In last month's puzzle, three people arrived at a hotel and asked to share a room. The charge was \$30, so each person chipped in \$10. Later on, the hotel receptionist discovered that he overcharged the guests by \$5. Realizing that he couldn't evenly split \$5 between the three guests, he pocketed \$2 and gave each guest \$1 back. However, the receptionist found it hard to sleep that night because the numbers didn't seem to add up. Each guest eventually paid \$9, and 9 x 3 + \$2 = \$29. Where's the missing buck?

The guests ultimately were supposed to pay \$25. After getting the change back, each of them paid \$9, for a total of \$27. The mistake that the receptionist made was that he added \$2 to \$27, assuming he'd get \$30 instead of subtracting \$2 from \$27 and expecting \$25. To get the original incorrect room charge of \$30, you should sum the correct room charge (\$25) plus the change that the guests got (\$3) plus the amount that the receptionist pocketed (\$2).

Similar errors frequently occur in T-SQL code when you apply the incorrect operator (a plus operator instead of a minus operator and vise versa).
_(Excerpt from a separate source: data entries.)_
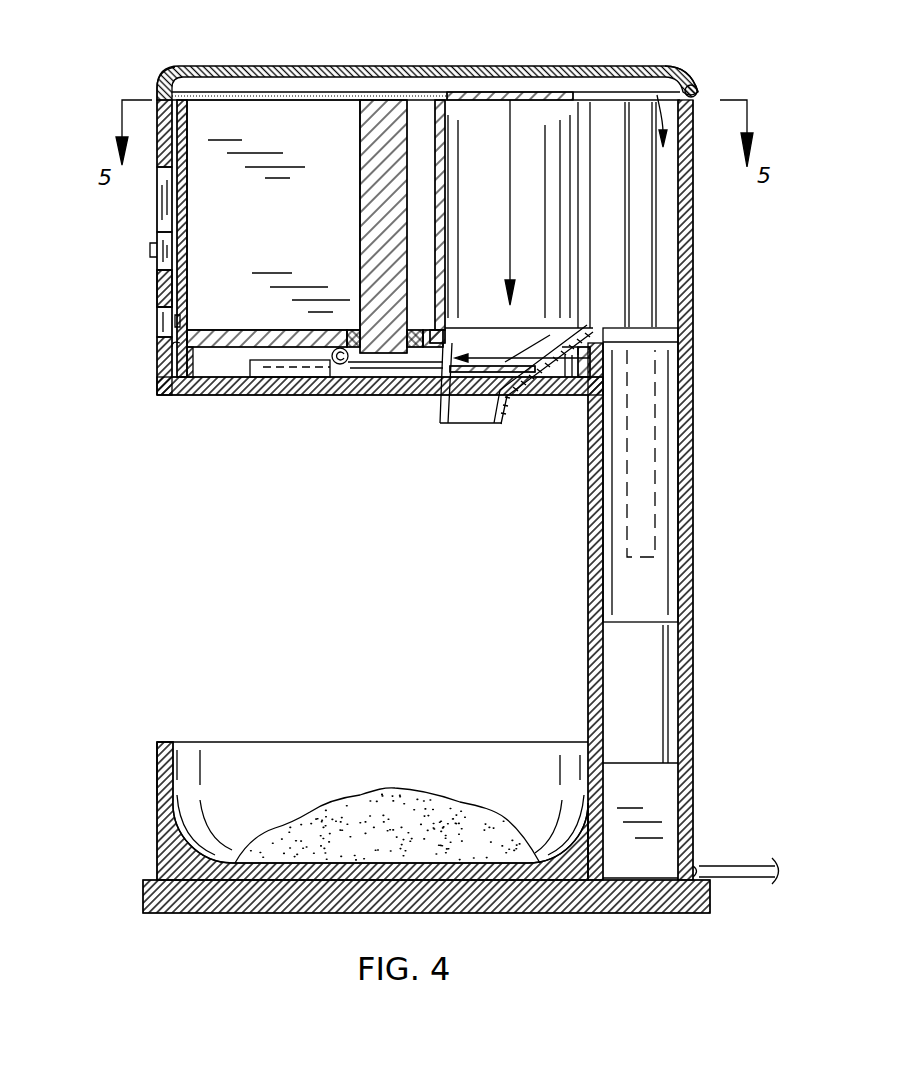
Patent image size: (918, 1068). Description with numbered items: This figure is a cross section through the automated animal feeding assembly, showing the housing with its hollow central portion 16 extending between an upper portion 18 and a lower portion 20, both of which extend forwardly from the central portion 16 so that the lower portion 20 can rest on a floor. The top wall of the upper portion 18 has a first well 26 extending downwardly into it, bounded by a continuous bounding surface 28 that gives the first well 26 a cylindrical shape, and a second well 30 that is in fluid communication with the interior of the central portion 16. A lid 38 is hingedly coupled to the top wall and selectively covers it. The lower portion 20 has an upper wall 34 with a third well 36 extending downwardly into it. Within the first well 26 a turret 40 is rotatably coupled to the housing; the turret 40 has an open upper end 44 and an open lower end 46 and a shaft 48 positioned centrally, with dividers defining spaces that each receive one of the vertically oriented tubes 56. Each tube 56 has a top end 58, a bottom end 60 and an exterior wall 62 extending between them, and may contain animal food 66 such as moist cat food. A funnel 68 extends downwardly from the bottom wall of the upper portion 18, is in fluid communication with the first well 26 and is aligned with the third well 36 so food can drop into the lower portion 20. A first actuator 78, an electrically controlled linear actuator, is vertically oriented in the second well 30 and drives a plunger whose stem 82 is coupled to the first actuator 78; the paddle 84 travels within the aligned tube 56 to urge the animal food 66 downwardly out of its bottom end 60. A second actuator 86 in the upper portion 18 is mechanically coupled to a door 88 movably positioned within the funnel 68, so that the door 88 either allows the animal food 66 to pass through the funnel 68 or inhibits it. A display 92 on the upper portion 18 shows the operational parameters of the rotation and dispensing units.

The central portion 16 is at (694, 525).
The upper portion 18 is at (157, 167).
The lower portion 20 is at (157, 803).
The first well 26 is at (174, 68).
The bounding surface 28 is at (172, 152).
The second well 30 is at (667, 80).
The upper wall 34 is at (164, 742).
The third well 36 is at (313, 770).
The lid 38 is at (383, 66).
The turret 40 is at (180, 267).
The upper end 44 is at (183, 94).
The lower end 46 is at (174, 343).
The shaft 48 is at (407, 143).
The tubes 56 is at (440, 300).
The top end 58 is at (438, 100).
The bottom end 60 is at (450, 340).
The exterior wall 62 is at (437, 272).
The animal food 66 is at (414, 794).
The funnel 68 is at (503, 398).
The first actuator 78 is at (655, 445).
The stem 82 is at (628, 92).
The paddle 84 is at (545, 92).
The second actuator 86 is at (245, 367).
The door 88 is at (472, 372).
The display 92 is at (157, 223).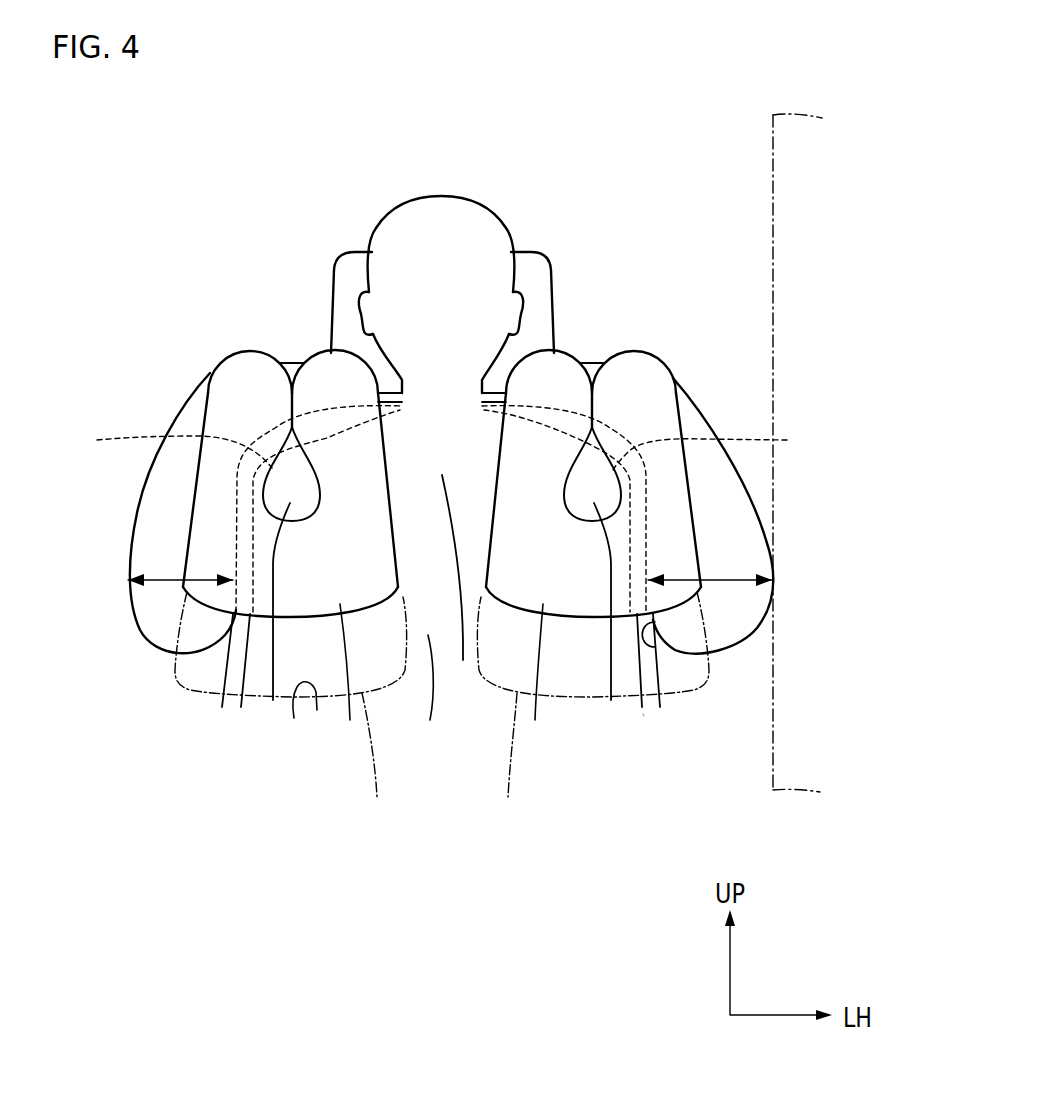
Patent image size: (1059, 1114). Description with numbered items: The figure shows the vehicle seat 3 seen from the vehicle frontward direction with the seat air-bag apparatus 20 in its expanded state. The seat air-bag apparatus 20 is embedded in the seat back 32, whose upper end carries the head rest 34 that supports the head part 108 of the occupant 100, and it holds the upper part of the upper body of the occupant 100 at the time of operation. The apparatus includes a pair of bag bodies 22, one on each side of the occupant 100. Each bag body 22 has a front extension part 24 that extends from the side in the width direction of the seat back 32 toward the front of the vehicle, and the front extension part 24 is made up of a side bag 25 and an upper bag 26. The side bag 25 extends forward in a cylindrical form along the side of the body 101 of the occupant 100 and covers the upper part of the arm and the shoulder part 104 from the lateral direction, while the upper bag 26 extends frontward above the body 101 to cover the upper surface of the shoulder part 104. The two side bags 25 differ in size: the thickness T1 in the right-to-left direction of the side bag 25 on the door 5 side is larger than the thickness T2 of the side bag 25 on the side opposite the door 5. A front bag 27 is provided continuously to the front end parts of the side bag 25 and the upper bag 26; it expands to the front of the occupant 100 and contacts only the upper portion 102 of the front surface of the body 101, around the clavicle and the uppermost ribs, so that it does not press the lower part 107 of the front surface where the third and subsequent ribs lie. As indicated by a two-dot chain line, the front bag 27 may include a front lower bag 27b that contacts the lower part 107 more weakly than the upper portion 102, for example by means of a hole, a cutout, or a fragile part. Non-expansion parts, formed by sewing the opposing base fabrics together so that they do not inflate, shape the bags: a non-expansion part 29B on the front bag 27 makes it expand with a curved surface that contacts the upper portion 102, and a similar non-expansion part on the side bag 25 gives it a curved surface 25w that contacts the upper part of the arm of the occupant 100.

The vehicle seat 3 is at (558, 284).
The door 5 is at (766, 195).
The seat air-bag apparatus 20 is at (682, 362).
The bag bodies 22 is at (208, 375).
The front extension part 24 is at (440, 572).
The side bag 25 is at (152, 643).
The curved surface 25w is at (655, 644).
The upper bag 26 is at (317, 353).
The front bag 27 is at (350, 720).
The front lower bag 27b is at (438, 761).
The non-expansion part 29B is at (273, 700).
The seat back 32 is at (657, 673).
The head rest 34 is at (525, 264).
The occupant 100 is at (648, 728).
The body 101 is at (294, 718).
The upper portion 102 is at (463, 660).
The shoulder part 104 is at (442, 509).
The lower part 107 is at (430, 720).
The head of occupant 108 is at (441, 196).
The thickness T1 is at (730, 578).
The thickness T2 is at (153, 578).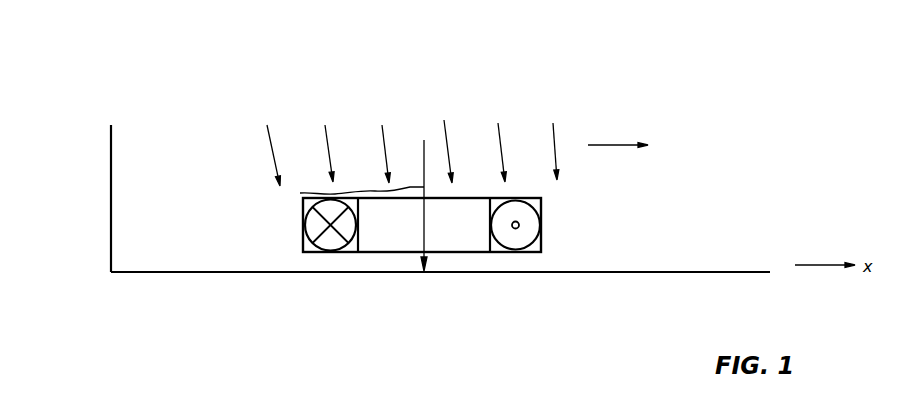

For example, suppose table T1 has an integer column c1 and you need to return all rows before a gap. In other words, you need to return all c1 values for which a value greater by 1 doesn't exist. A common mistake is to write

`SELECT c1 FROM T1 AS A                                WHERE NOT EXISTS(SELECT *                                FROM T1 AS B WHERE A.c1 =                                 B.c1 + 1)`

Instead of getting all the values before a gap, you'll get all the values after a gap. The correct query uses a minus operator, not a plus operator:

`SELECT c1 FROM T1 AS A                                WHERE NOT EXISTS(SELECT *                                FROM T1 AS B WHERE A.c1 =                                 B.c1 — 1)`

The correct way to phrase a relationship where a c1 value in B is greater than a c1 value in A by 1 is

A.c1 = B.c1 — 1

If B1.c1 – 1 is equal to A.c1, then B.c1 is greater than A.c1 by 1 and not the other way around.

### October's Puzzle: Alternating Lamp States

One hundred lamps are arranged in a row (call them lamp 1, lamp 2, lamp 3, and so on). All lamps are originally turned off. Each lamp has a switch that alternates its state (on/off). One hundred people (call them person 1, person 2, person 3, and so on) get the following mission: Go to each nth lamp and alternate its state, where n is the person's number. So person 1 alternates the state of lamps 1, 2, 3, and so on. Person 2 alternates the states of lamps 2, 4, 6, and so on. What's the state of the lamps after all 100 people finished their missions?